Eléments statistiques relatifs aux violences conjugales

L’AMPLEUR DES VIOLENCES CONJUGALES

L’ENQUÊTE NATIONALE SUR LES VIOLENCES ENVERS LES FEMMES EN FRANCE MÉTROPOLITAINE (ENVEFF), réalisée en 2000, a permis de mesurer l’ampleur des violences subies par les femmes françaises. Selon cette enquête, réalisée auprès de 6 970 femmes âgées de 20 à 59 ans :

  • près d’une femme sur 10 a été victime de violences conjugales (verbales, psychologiques, physiques, sexuelles …) au cours des douze derniers mois.

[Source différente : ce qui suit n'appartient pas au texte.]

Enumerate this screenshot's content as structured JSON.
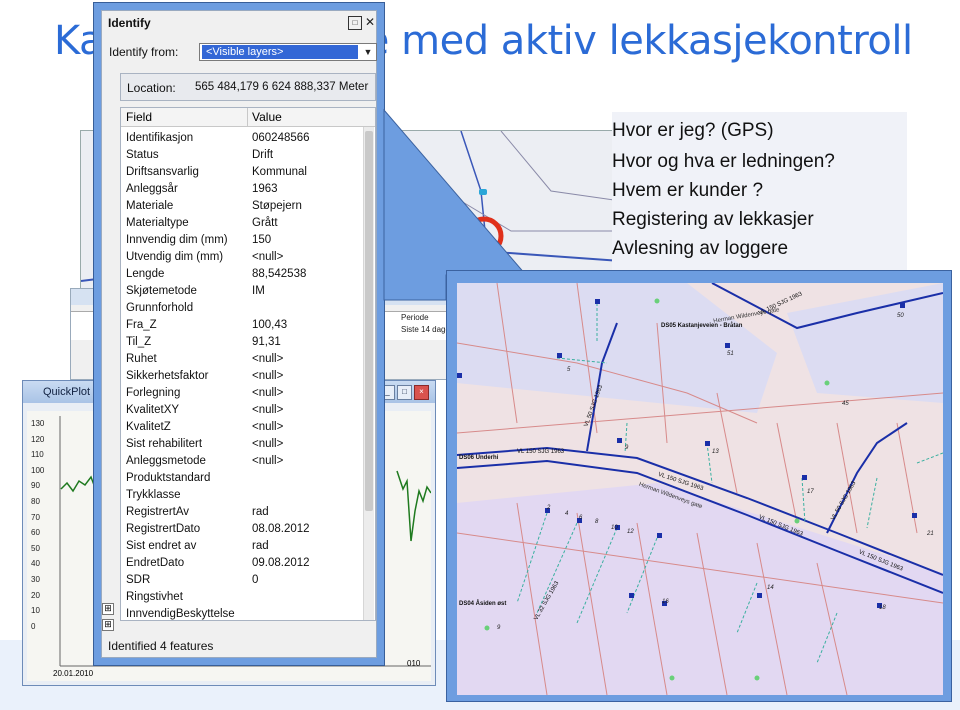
{
  "slide": {
    "title": "Kart og database med aktiv lekkasjekontroll",
    "callout_lines": [
      "Hvor er jeg? (GPS)",
      "Hvor og hva er ledningen?",
      "Hvem er kunder ?",
      "Registering av lekkasjer",
      "Avlesning av loggere"
    ]
  },
  "identify": {
    "window_title": "Identify",
    "identify_from_label": "Identify from:",
    "identify_from_value": "<Visible layers>",
    "location_label": "Location:",
    "location_value": "565 484,179  6 624 888,337 Meter",
    "col_field": "Field",
    "col_value": "Value",
    "rows": [
      {
        "field": "Identifikasjon",
        "value": "060248566"
      },
      {
        "field": "Status",
        "value": "Drift"
      },
      {
        "field": "Driftsansvarlig",
        "value": "Kommunal"
      },
      {
        "field": "Anleggsår",
        "value": "1963"
      },
      {
        "field": "Materiale",
        "value": "Støpejern"
      },
      {
        "field": "Materialtype",
        "value": "Grått"
      },
      {
        "field": "Innvendig dim (mm)",
        "value": "150"
      },
      {
        "field": "Utvendig dim (mm)",
        "value": "<null>"
      },
      {
        "field": "Lengde",
        "value": "88,542538"
      },
      {
        "field": "Skjøtemetode",
        "value": "IM"
      },
      {
        "field": "Grunnforhold",
        "value": ""
      },
      {
        "field": "Fra_Z",
        "value": "100,43"
      },
      {
        "field": "Til_Z",
        "value": "91,31"
      },
      {
        "field": "Ruhet",
        "value": "<null>"
      },
      {
        "field": "Sikkerhetsfaktor",
        "value": "<null>"
      },
      {
        "field": "Forlegning",
        "value": "<null>"
      },
      {
        "field": "KvalitetXY",
        "value": "<null>"
      },
      {
        "field": "KvalitetZ",
        "value": "<null>"
      },
      {
        "field": "Sist rehabilitert",
        "value": "<null>"
      },
      {
        "field": "Anleggsmetode",
        "value": "<null>"
      },
      {
        "field": "Produktstandard",
        "value": ""
      },
      {
        "field": "Trykklasse",
        "value": ""
      },
      {
        "field": "RegistrertAv",
        "value": "rad"
      },
      {
        "field": "RegistrertDato",
        "value": "08.08.2012"
      },
      {
        "field": "Sist endret av",
        "value": "rad"
      },
      {
        "field": "EndretDato",
        "value": "09.08.2012"
      },
      {
        "field": "SDR",
        "value": "0"
      },
      {
        "field": "Ringstivhet",
        "value": ""
      },
      {
        "field": "InnvendigBeskyttelse",
        "value": ""
      }
    ],
    "status": "Identified 4 features"
  },
  "quickplot": {
    "title": "QuickPlot",
    "y_ticks": [
      "130",
      "120",
      "110",
      "100",
      "90",
      "80",
      "70",
      "60",
      "50",
      "40",
      "30",
      "20",
      "10",
      "0"
    ],
    "x_first_label": "20.01.2010",
    "x_last_label": "010"
  },
  "table_window": {
    "col_periode": "Periode",
    "cell_periode": "Siste 14 dager"
  },
  "map": {
    "labels": {
      "ds05": "DS05 Kastanjeveien - Bråtan",
      "ds06": "DS06 Underhi",
      "ds04": "DS04 Åsiden øst",
      "street1": "Herman Wildenveys gate",
      "street2": "Herman Wildenveys gate",
      "pipe_main1": "VL 150 SJG 1963",
      "pipe_main2": "VL 150 SJG 1963",
      "pipe_main3": "VL 150 SJG 1963",
      "pipe_main4": "VL 150 SJG 1963",
      "pipe_vert": "VL 50 SJG 1963",
      "pipe_vert2": "VL 32 SJG 1963",
      "pipe_vert3": "VL 50 SJG 1963",
      "pipe_top": "VL 150 SJG 1963"
    },
    "house_numbers": [
      "50",
      "51",
      "5",
      "45",
      "9",
      "13",
      "17",
      "21",
      "2",
      "4",
      "6",
      "8",
      "10",
      "12",
      "14",
      "16",
      "18",
      "9"
    ]
  },
  "colors": {
    "title_blue": "#2b6bd6",
    "frame_blue": "#6d9de0",
    "pipe_blue": "#1a2fa8",
    "plot_green": "#1f7a1f"
  }
}
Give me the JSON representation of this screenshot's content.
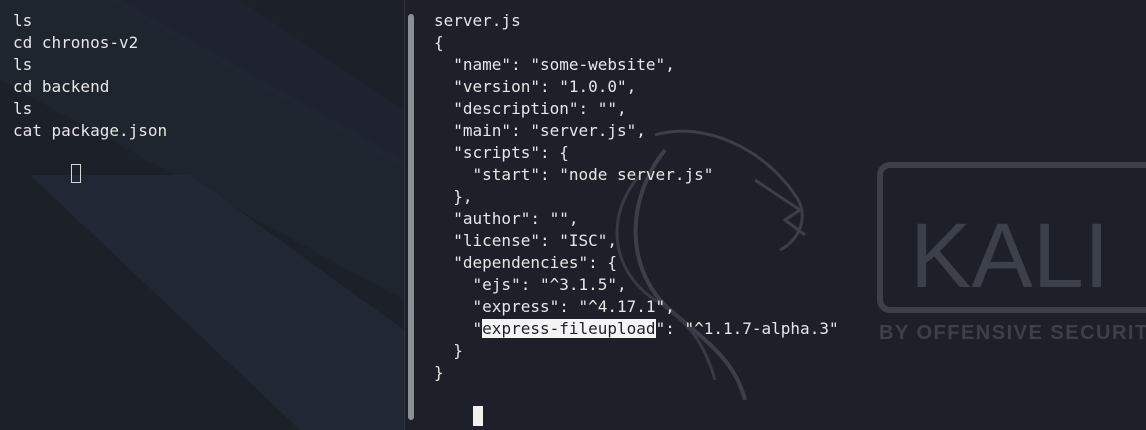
{
  "left_terminal": {
    "lines": [
      "ls",
      "cd chronos-v2",
      "ls",
      "cd backend",
      "ls",
      "cat package.json"
    ]
  },
  "right_terminal": {
    "lines": [
      "server.js",
      "{",
      "  \"name\": \"some-website\",",
      "  \"version\": \"1.0.0\",",
      "  \"description\": \"\",",
      "  \"main\": \"server.js\",",
      "  \"scripts\": {",
      "    \"start\": \"node server.js\"",
      "  },",
      "  \"author\": \"\",",
      "  \"license\": \"ISC\",",
      "  \"dependencies\": {",
      "    \"ejs\": \"^3.1.5\",",
      "    \"express\": \"^4.17.1\","
    ],
    "highlight_line": {
      "prefix": "    \"",
      "selected": "express-fileupload",
      "suffix": "\": \"^1.1.7-alpha.3\""
    },
    "closing_lines": [
      "  }",
      "}"
    ]
  },
  "wallpaper": {
    "logo_text": "KALI",
    "tagline": "BY OFFENSIVE SECURITY"
  },
  "colors": {
    "background": "#1d2029",
    "text": "#e6e6e6",
    "selection_bg": "#f4f4f4",
    "scrollbar": "#8b8f96"
  }
}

  • plus d’une femme sur 10 a subi une agression sexuelle au cours de sa vie. www.ladocumentationfrancaise.fr

En 1993/1994, une enquête a été réalisée en France sur les violences conjugales subies après une naissance (Saurel-Cubizolles et coll., 1997). Dans trois maternités, l’étude a porté sur les violences subies pendant les douze mois qui ont suivi la grossesse de femmes primipares ou secondipares. L’enquête concerne 761 femmes avec un taux de réponse de 93 % :

  • la fréquence des violences est de 3 à 6 % des cas, les violences de la part du conjoint représentant 4 % ; les violences sont plus fréquentes si le couple est instable et le conjoint sans emploi ;

  • il n’y a pas de différence significative selon l’âge de la femme, son niveau d’études, qu’elle ait ou non un emploi, qu’elle soit primipare ou secondipare ;

  • les femmes victimes de violences ont plus souvent déclaré des fausses couches antérieures (31 % contre 17 % pour celles qui n’ont pas subi de violences) ; elles consomment plus de psychotropes (7 % contre 2 %).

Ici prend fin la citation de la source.